Pour autant, s'il ressort de l'enquête que la seule motivation de vos personnels est l'argent, c'est que la communication ne s'est pas établie ; la question de l'argent est réelle, mais en rester là constituerait un signe de pudeur non dépassé, un refus d'investissement du sujet par les équipes.
Alors pourquoi changer son approche du recrutement et adapter son management en pleine tourmente ? Parce que les perdants seront les attentistes et que les crises sont propices aux changements qui réussissent ; les signaux sont donc au vert.
De plus, au terme de cette première étape de consultation, l'équipe sera déjà fédérée autour d'une ambition partagée, limiter le turn-over auprès du résident, sans même avoir commencé le travail de fond.
Ce travail d'interrogation des équipes permettra de répondre à deux questions centrales : que veulent les collaborateurs ? Qu'est-ce qui les gratifie dans leur travail ? Cela permet aussi de mieux connaître l'image de son établissement, sa position sur le marché de l'emploi, et les cartes à jouer pour (re)constituer une équipe pérenne.
Et sur le fond
De cette démarche émergeront des interrogations et des solutions propres à chaque organisation. Chaque équipe détient sa solution, et le copier-coller d'un établissement à l'autre ne fonctionne pas. En France, plus de 50 % des salariés trouvent que leur expertise est sous-exploitée par leur manager. Le monde du médico-social, confronté à la souffrance, la fin de vie, le manque de moyens, la défiance de la société, n'a pas besoin d'une frustration supplémentaire. Il est donc urgent de libérer réellement la parole de ses collaborateurs en les considérant comme des experts quelle que soit leur fonction et en leur donnant les moyens de s'exprimer sans les limites qui leur sont habituellement opposées.
Mais alors que devient le rôle de manager ?

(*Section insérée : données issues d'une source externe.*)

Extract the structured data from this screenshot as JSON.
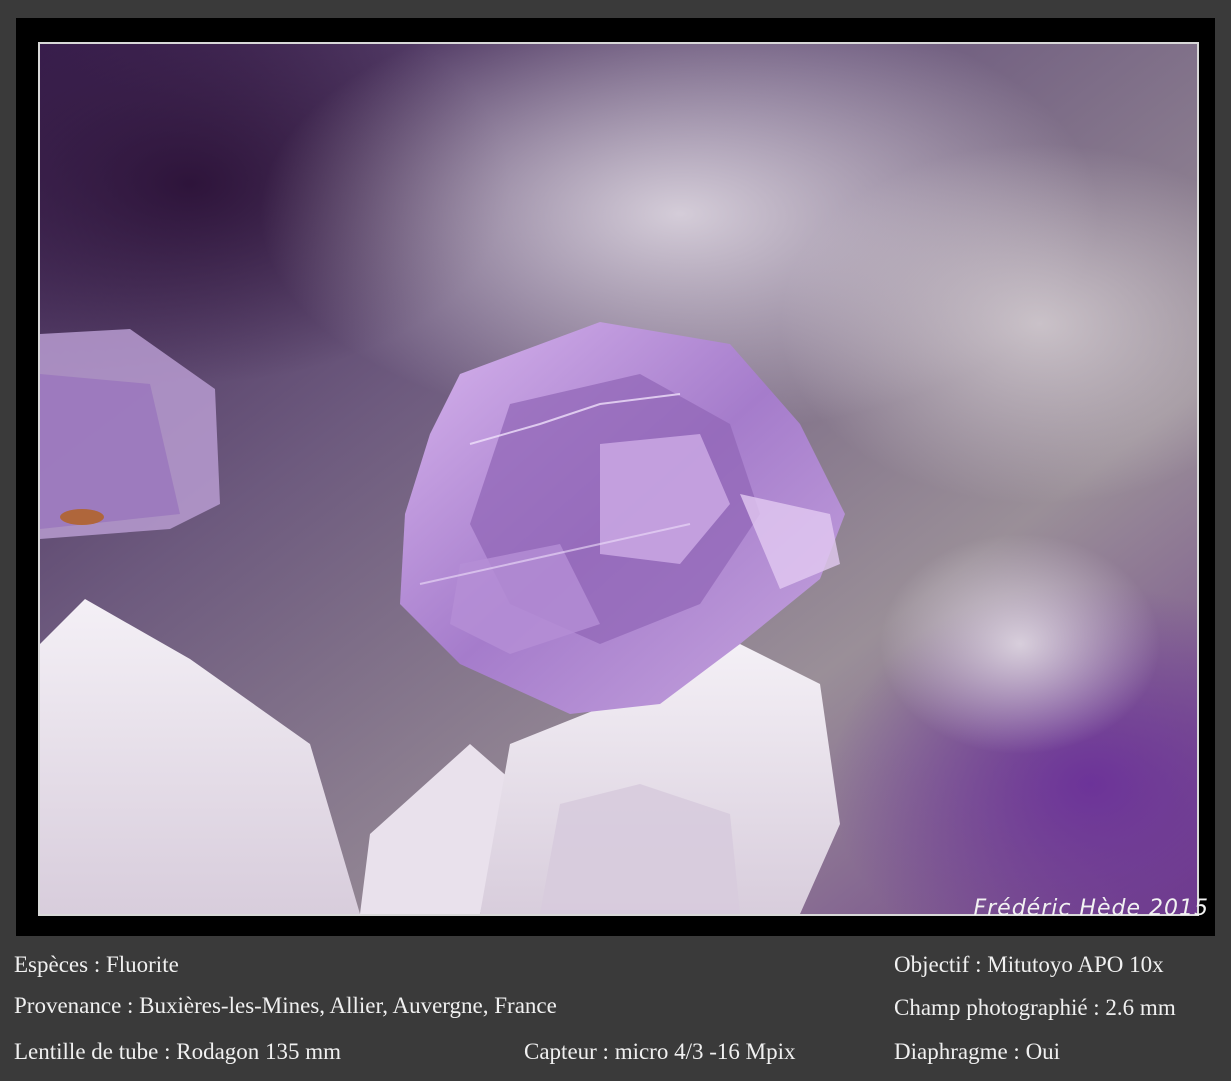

Il est à la fois plus délicat et passionnant. C'est la personne à même de rendre réalisables les idées nouvelles. Certes, les organismes gestionnaires d'ESMS n'ont pas toujours la réputation de déléguer les décisions opérationnelles au plus près du terrain, mais petit à petit les choses évoluent. Certains Ehpad mettent en place des postes dédiés à la gestion quotidienne des plannings (et les entérinent lors de Cpom), d'autres tentent de proposer des plannings sans travail le week-end (et oui, c'est parfois possible avec de l'imagination), d'autres encore ne pratiquent plus les périodes d'essai, etc. Pourquoi ne pas impliquer les collaborateurs dans les processus de promotion de leur établissement, mais aussi lors des entretiens d'embauche ? Les personnels peuvent s'exprimer sur les annonces mises en ligne. Ont-ils (elles) envie de postuler (sincèrement, certaines offres sont des remèdes contre... l'embauche) ? Les enjeux humains et financiers sont tels (pour rappel un intérimaire coûte 1,6 fois le coût d'un personnel fixe) que les états-majors devront promouvoir l'hétérogénéité des fonctionnements, charge pour eux de monter à niveau leurs collaborateurs à cet effet.